The MSCI All-Country World Index is a free float-adjusted market capitalization weighted index that is designed to measure the equity market performance of developed and emerging markets. The SMCI ACWI consists of 46 country indexes comprising 23 developed and 23 emerging market country indexes. The developed country indexes include: Australia, Austria, Belgium, Canada, Denmark, Finland, France, Germany, Hong Kong, Ireland, Israel, Italy, Japan, Netherlands, New Zealand, Norway, Portugal, Singapore, Spain, Sweden, Switzerland, the United Kingdom and the United States. The emerging market country indexes included are: Brazil, Chile, China, Colombia, Czech Republic, Egypt, Greece, Hungary, India, Indonesia, Korea, Malaysia, Mexico, Peru, Philippines, Poland, Qatar, Russia, South Africa, Taiwan, Thailand, Turkey and United Arab Emirates.
The MSCI EAFE Index is designed to measure the equity market performance of developed markets (Europe, Australasia, Far East) excluding the U.S. and Canada. The Index is market-capitalization weighted.
The MSCI Emerging Markets Index is designed to measure equity market performance in global emerging markets. It is a float-adjusted market capitalization index.
The MSCI Europe Index is a free float-adjusted market capitalization index that is designed to measure developed market equity performance in Europe.
The MSCI Pacific Index captures large and mid-cap representation across five Developed Markets (DM) countries in the Pacific region. With 470 constituents, the index covers approximately 85% of the free float-adjusted market capitalization in each country.

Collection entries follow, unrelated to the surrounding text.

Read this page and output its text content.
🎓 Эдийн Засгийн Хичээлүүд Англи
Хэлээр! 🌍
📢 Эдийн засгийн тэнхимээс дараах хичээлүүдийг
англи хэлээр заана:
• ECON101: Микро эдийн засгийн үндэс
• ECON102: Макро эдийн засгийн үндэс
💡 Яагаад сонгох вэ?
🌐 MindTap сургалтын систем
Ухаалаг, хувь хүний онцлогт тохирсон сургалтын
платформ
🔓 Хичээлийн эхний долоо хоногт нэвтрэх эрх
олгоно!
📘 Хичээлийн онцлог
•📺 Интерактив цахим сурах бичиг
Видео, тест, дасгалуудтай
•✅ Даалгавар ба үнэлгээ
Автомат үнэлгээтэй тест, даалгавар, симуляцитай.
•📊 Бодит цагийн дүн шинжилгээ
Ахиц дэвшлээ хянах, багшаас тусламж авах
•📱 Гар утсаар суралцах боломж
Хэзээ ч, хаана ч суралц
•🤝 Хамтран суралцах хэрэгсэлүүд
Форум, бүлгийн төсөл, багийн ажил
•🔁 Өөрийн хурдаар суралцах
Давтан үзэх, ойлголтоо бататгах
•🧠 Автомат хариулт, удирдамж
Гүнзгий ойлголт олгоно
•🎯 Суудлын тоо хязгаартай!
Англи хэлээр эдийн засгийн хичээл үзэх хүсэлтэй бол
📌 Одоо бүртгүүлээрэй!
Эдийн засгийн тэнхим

The Bloomberg Commodity Index is a broadly diversified index that measures 22 exchange-traded futures on physical commodities in five groups (energy, agriculture, industrial metals, precious metals, and livestock), which are weighted to account for economic significance and market liquidity. No single commodity can comprise less than 2% or more than 15% of the index; and no group can represent more than 33% of the index. However, between rebalancings, group weightings may fluctuate to levels outside the limits. The index rebalances annually, weighted 2/3 by trading volume and 1/3 by world production.

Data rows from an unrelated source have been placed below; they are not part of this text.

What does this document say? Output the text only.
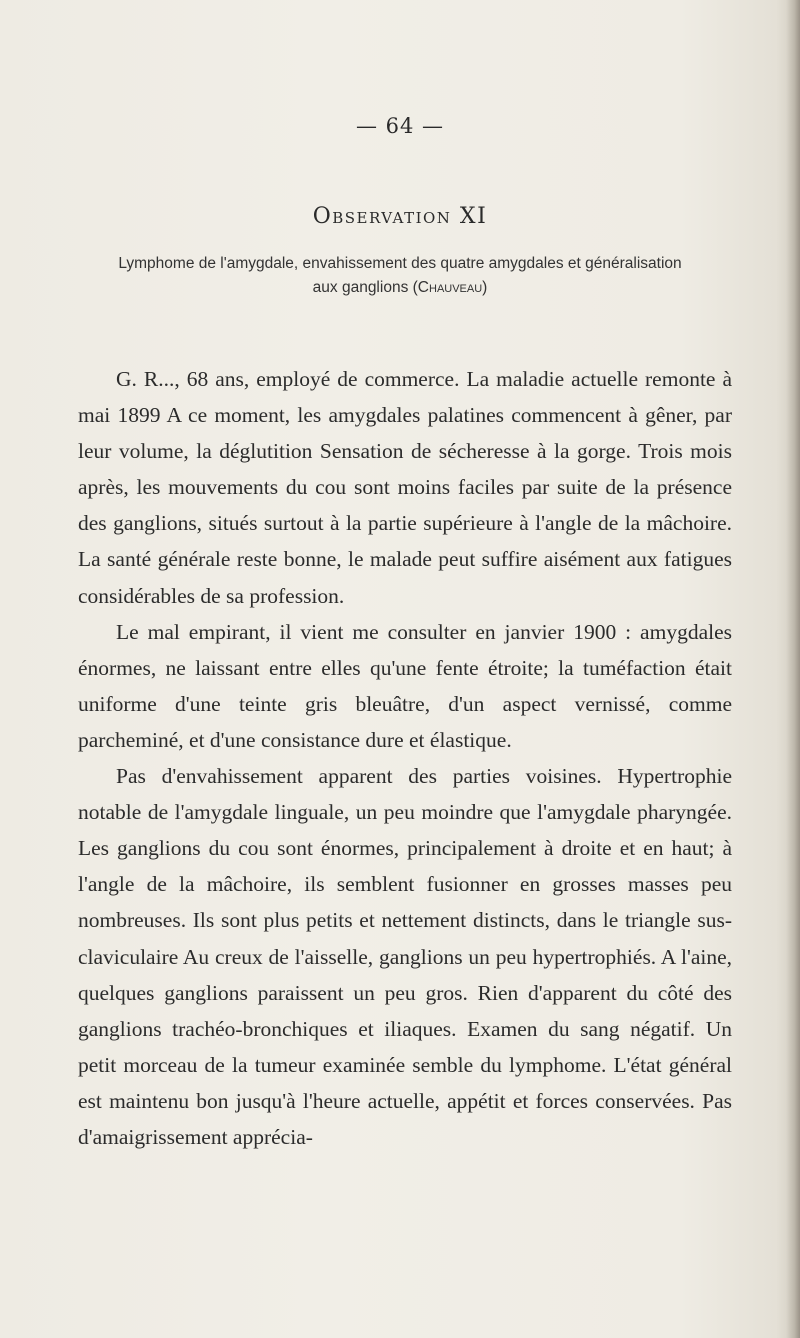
— 64 —
Observation XI
Lymphome de l'amygdale, envahissement des quatre amygdales et généralisation
aux ganglions (Chauveau)

G. R..., 68 ans, employé de commerce. La maladie actuelle remonte à mai 1899 A ce moment, les amygdales palatines commencent à gêner, par leur volume, la déglutition Sensation de sécheresse à la gorge. Trois mois après, les mouvements du cou sont moins faciles par suite de la présence des ganglions, situés surtout à la partie supérieure à l'angle de la mâchoire. La santé générale reste bonne, le malade peut suffire aisément aux fatigues considérables de sa profession.

Le mal empirant, il vient me consulter en janvier 1900 : amygdales énormes, ne laissant entre elles qu'une fente étroite; la tuméfaction était uniforme d'une teinte gris bleuâtre, d'un aspect vernissé, comme parcheminé, et d'une consistance dure et élastique.

Pas d'envahissement apparent des parties voisines. Hypertrophie notable de l'amygdale linguale, un peu moindre que l'amygdale pharyngée. Les ganglions du cou sont énormes, principalement à droite et en haut; à l'angle de la mâchoire, ils semblent fusionner en grosses masses peu nombreuses. Ils sont plus petits et nettement distincts, dans le triangle sus-claviculaire Au creux de l'aisselle, ganglions un peu hypertrophiés. A l'aine, quelques ganglions paraissent un peu gros. Rien d'apparent du côté des ganglions trachéo-bronchiques et iliaques. Examen du sang négatif. Un petit morceau de la tumeur examinée semble du lymphome. L'état général est maintenu bon jusqu'à l'heure actuelle, appétit et forces conservées. Pas d'amaigrissement apprécia-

The S&P GSCI Crude Oil Index is a sub-index of the S&P GSCI, provides investors with a reliable and publicly available benchmark for investment performance in the crude oil market.
The S&P GSCI Gold Index, a sub-index of the S&P GSCI, provides investors with a reliable and publicly available benchmark tracking the COMEX gold futures market.
West Texas Intermediate (WTI) is crude oil produced in Texas and southern Oklahoma which serves as a reference or "marker" for pricing several other crude streams. WTI is the underlying commodity of the New York Mercantile Exchange's oil futures contracts.
The Cboe Volatility Index® (VIX®) is a key measure of market expectations of near-term volatility conveyed by S&P 500 stock index option prices.
The U.S. Dollar Index is a weighted geometric mean that provides a value measure of the United States dollar relative to a basket of major foreign currencies. The index, often carrying a USDX or DXY moniker, started in March 1973, beginning with a value of the U.S. Dollar Index at 100.000. It has since reached a February 1985 high of 164.720 and has been as low as 70.698 in March 2008.